Enablers without direct customer experience impact offer only diminishing returns

Active and passive data collection/analysis systems don’t directly impact the customer. They are enablers that make insight cheaper and faster to obtain. The early adopters may gain some advantage, but systems will become more widely available, will be easier to set up and it will be quicker to gain insight. The level of differentiation between offerings will start to converge leaving customers relatively little ability to differentiate from their competitors because the approaches and systems used will become so similar.

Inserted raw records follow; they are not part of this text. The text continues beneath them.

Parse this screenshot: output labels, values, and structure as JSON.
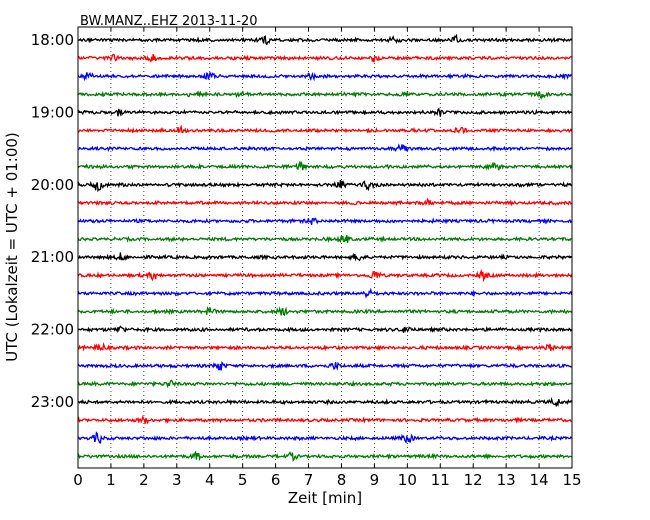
{
  "chart_data": {
    "type": "line",
    "title": "BW.MANZ..EHZ 2013-11-20",
    "xlabel": "Zeit  [min]",
    "ylabel": "UTC (Lokalzeit = UTC + 01:00)",
    "xlim": [
      0,
      15
    ],
    "x_ticks": [
      "0",
      "1",
      "2",
      "3",
      "4",
      "5",
      "6",
      "7",
      "8",
      "9",
      "10",
      "11",
      "12",
      "13",
      "14",
      "15"
    ],
    "y_ticks": [
      "18:00",
      "19:00",
      "20:00",
      "21:00",
      "22:00",
      "23:00"
    ],
    "grid": "vertical-dotted",
    "trace_interval_min": 15,
    "trace_colors": [
      "#000000",
      "#ff0000",
      "#0000ff",
      "#008000"
    ],
    "series": [
      {
        "start": "18:00",
        "bursts": [
          {
            "x": 5.7,
            "amp": 1.2
          },
          {
            "x": 9.6,
            "amp": 1.0
          },
          {
            "x": 11.5,
            "amp": 1.0
          }
        ]
      },
      {
        "start": "18:15",
        "bursts": [
          {
            "x": 1.1,
            "amp": 0.9
          },
          {
            "x": 2.3,
            "amp": 0.9
          },
          {
            "x": 9.0,
            "amp": 0.9
          }
        ]
      },
      {
        "start": "18:30",
        "bursts": [
          {
            "x": 0.3,
            "amp": 0.9
          },
          {
            "x": 4.0,
            "amp": 0.9
          },
          {
            "x": 7.1,
            "amp": 0.9
          }
        ]
      },
      {
        "start": "18:45",
        "bursts": [
          {
            "x": 3.5,
            "amp": 0.9
          },
          {
            "x": 4.9,
            "amp": 0.9
          },
          {
            "x": 14.1,
            "amp": 0.9
          }
        ]
      },
      {
        "start": "19:00",
        "bursts": [
          {
            "x": 1.2,
            "amp": 0.9
          },
          {
            "x": 11.0,
            "amp": 1.0
          }
        ]
      },
      {
        "start": "19:15",
        "bursts": [
          {
            "x": 3.1,
            "amp": 0.9
          },
          {
            "x": 11.6,
            "amp": 1.1
          }
        ]
      },
      {
        "start": "19:30",
        "bursts": [
          {
            "x": 9.8,
            "amp": 1.0
          }
        ]
      },
      {
        "start": "19:45",
        "bursts": [
          {
            "x": 6.8,
            "amp": 1.2
          },
          {
            "x": 12.7,
            "amp": 1.0
          }
        ]
      },
      {
        "start": "20:00",
        "bursts": [
          {
            "x": 0.6,
            "amp": 1.8
          },
          {
            "x": 8.0,
            "amp": 1.2
          },
          {
            "x": 8.8,
            "amp": 1.2
          }
        ]
      },
      {
        "start": "20:15",
        "bursts": [
          {
            "x": 10.6,
            "amp": 1.1
          }
        ]
      },
      {
        "start": "20:30",
        "bursts": [
          {
            "x": 7.1,
            "amp": 1.0
          }
        ]
      },
      {
        "start": "20:45",
        "bursts": [
          {
            "x": 8.1,
            "amp": 1.3
          }
        ]
      },
      {
        "start": "21:00",
        "bursts": [
          {
            "x": 1.3,
            "amp": 1.0
          },
          {
            "x": 8.5,
            "amp": 1.0
          }
        ]
      },
      {
        "start": "21:15",
        "bursts": [
          {
            "x": 2.3,
            "amp": 1.1
          },
          {
            "x": 9.0,
            "amp": 1.3
          },
          {
            "x": 12.3,
            "amp": 1.0
          }
        ]
      },
      {
        "start": "21:30",
        "bursts": [
          {
            "x": 8.8,
            "amp": 1.0
          }
        ]
      },
      {
        "start": "21:45",
        "bursts": [
          {
            "x": 4.0,
            "amp": 0.9
          },
          {
            "x": 6.2,
            "amp": 1.2
          }
        ]
      },
      {
        "start": "22:00",
        "bursts": [
          {
            "x": 1.3,
            "amp": 0.9
          },
          {
            "x": 10.0,
            "amp": 1.0
          }
        ]
      },
      {
        "start": "22:15",
        "bursts": [
          {
            "x": 0.7,
            "amp": 1.1
          },
          {
            "x": 14.3,
            "amp": 1.0
          }
        ]
      },
      {
        "start": "22:30",
        "bursts": [
          {
            "x": 4.3,
            "amp": 1.3
          },
          {
            "x": 7.8,
            "amp": 1.0
          }
        ]
      },
      {
        "start": "22:45",
        "bursts": [
          {
            "x": 2.8,
            "amp": 0.9
          }
        ]
      },
      {
        "start": "23:00",
        "bursts": [
          {
            "x": 14.5,
            "amp": 1.2
          }
        ]
      },
      {
        "start": "23:15",
        "bursts": [
          {
            "x": 2.0,
            "amp": 0.9
          }
        ]
      },
      {
        "start": "23:30",
        "bursts": [
          {
            "x": 0.6,
            "amp": 1.4
          },
          {
            "x": 10.0,
            "amp": 1.3
          }
        ]
      },
      {
        "start": "23:45",
        "bursts": [
          {
            "x": 3.6,
            "amp": 0.9
          },
          {
            "x": 6.5,
            "amp": 0.9
          }
        ]
      }
    ]
  }
}
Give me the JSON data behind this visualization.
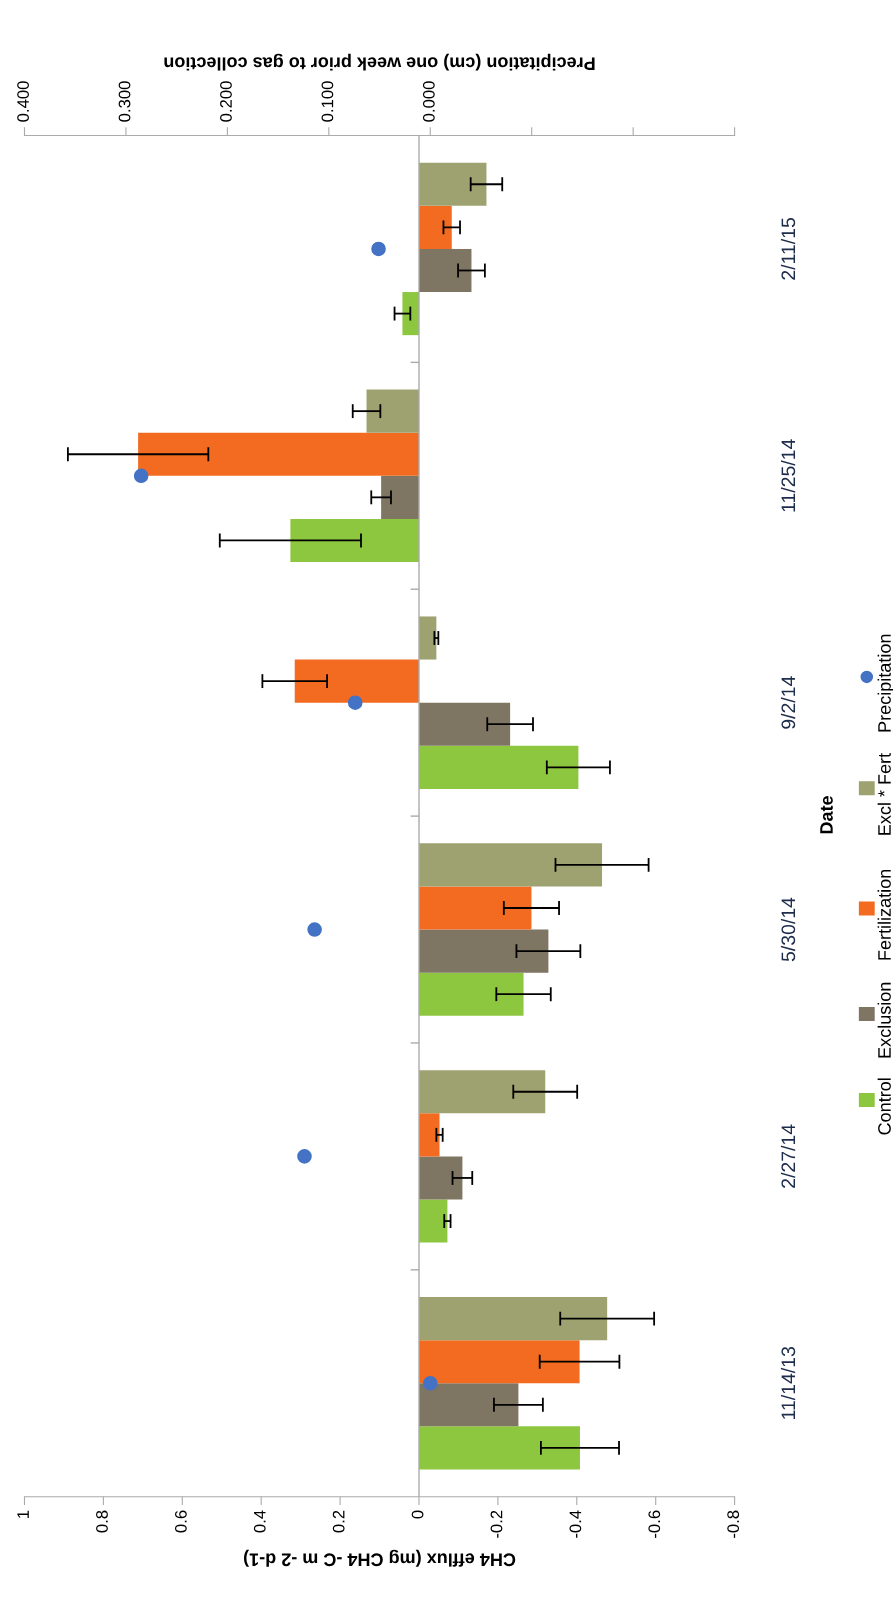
{
  "chart_data": {
    "type": "bar",
    "orientation": "horizontal",
    "xlabel": "CH4 efflux (mg CH4 -C m -2 d-1)",
    "ylabel": "Date",
    "x2label": "Precipitation (cm) one week prior to gas collection",
    "categories": [
      "2/11/15",
      "11/25/14",
      "9/2/14",
      "5/30/14",
      "2/27/14",
      "11/14/13"
    ],
    "series": [
      {
        "name": "Control",
        "color": "#8dc63f",
        "values": [
          0.042,
          0.326,
          -0.404,
          -0.265,
          -0.072,
          -0.408
        ],
        "errors": [
          0.02,
          0.179,
          0.08,
          0.069,
          0.008,
          0.099
        ]
      },
      {
        "name": "Exclusion",
        "color": "#7f7563",
        "values": [
          -0.133,
          0.096,
          -0.231,
          -0.328,
          -0.11,
          -0.252
        ],
        "errors": [
          0.034,
          0.025,
          0.058,
          0.081,
          0.025,
          0.062
        ]
      },
      {
        "name": "Fertilization",
        "color": "#f26b21",
        "values": [
          -0.083,
          0.712,
          0.315,
          -0.285,
          -0.052,
          -0.407
        ],
        "errors": [
          0.021,
          0.178,
          0.082,
          0.07,
          0.008,
          0.101
        ]
      },
      {
        "name": "Excl * Fert",
        "color": "#9ea270",
        "values": [
          -0.171,
          0.133,
          -0.044,
          -0.464,
          -0.32,
          -0.477
        ],
        "errors": [
          0.04,
          0.035,
          0.005,
          0.118,
          0.081,
          0.119
        ]
      },
      {
        "name": "Precipitation",
        "type": "scatter",
        "axis": "x2",
        "marker": "circle",
        "color": "#4472c4",
        "values": [
          0.051,
          0.285,
          0.074,
          0.114,
          0.124,
          0.0
        ]
      }
    ],
    "xlim": [
      1,
      -0.8
    ],
    "xticks": [
      1,
      0.8,
      0.6,
      0.4,
      0.2,
      0,
      -0.2,
      -0.4,
      -0.6,
      -0.8
    ],
    "x2lim": [
      0.4,
      -0.3
    ],
    "x2ticks": [
      {
        "value": 0.4,
        "label": "0.400"
      },
      {
        "value": 0.3,
        "label": "0.300"
      },
      {
        "value": 0.2,
        "label": "0.200"
      },
      {
        "value": 0.1,
        "label": "0.100"
      },
      {
        "value": 0.0,
        "label": "0.000"
      },
      {
        "value": -0.1,
        "label": null
      },
      {
        "value": -0.2,
        "label": null
      },
      {
        "value": -0.3,
        "label": null
      }
    ],
    "ref_lines": [
      {
        "axis": "x",
        "value": 0,
        "color": "#aaaaaa"
      }
    ],
    "grid": false,
    "legend": "right"
  }
}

Now what are companies going to do?

We will be back to the one component where differentiation is achievable, buildable and sustainable.

It’s your people.

Investing in systems that give you usable insight means there is less danger that you will be left behind. The differentiated insight that nobody else has thought about – the real domain of innovation – is still the domain of the human being.

So why is customer-driven innovation not being taught and developed within every part of the company? Innovation requires people to think differently but it’s a skill that anybody can harness – at least to a level they can meaningfully contribute.

Why is a customer culture not embedded into every part of the company? Two reasons actually:

  • Firstly, many companies still believe customer culture is only for customer-facing people.
  • Secondly, It’s hard. People don’t like being pushed outside their comfort zone or out of their specialisation. The psychology of a customer-driven company is 180 degrees different to a product or service centric company. The former requires a deep understanding of customer needs and needs to be at the centre of every aspect of the company. The latter splits the company into component specialisations and rewards people for being good at those specialisations. Today 99% of companies are driven by the latter.

Customer Success is hard. It requires new skills. It requires a culture that everybody shares – customer-facing or not. It requires a happy and engaged workforce. I am not suggesting forgetting about VoC and passive data insight – it keeps you competitive and receptive to shifts in behaviour. It just won’t give you a long-term edge – because long-term we will all have it.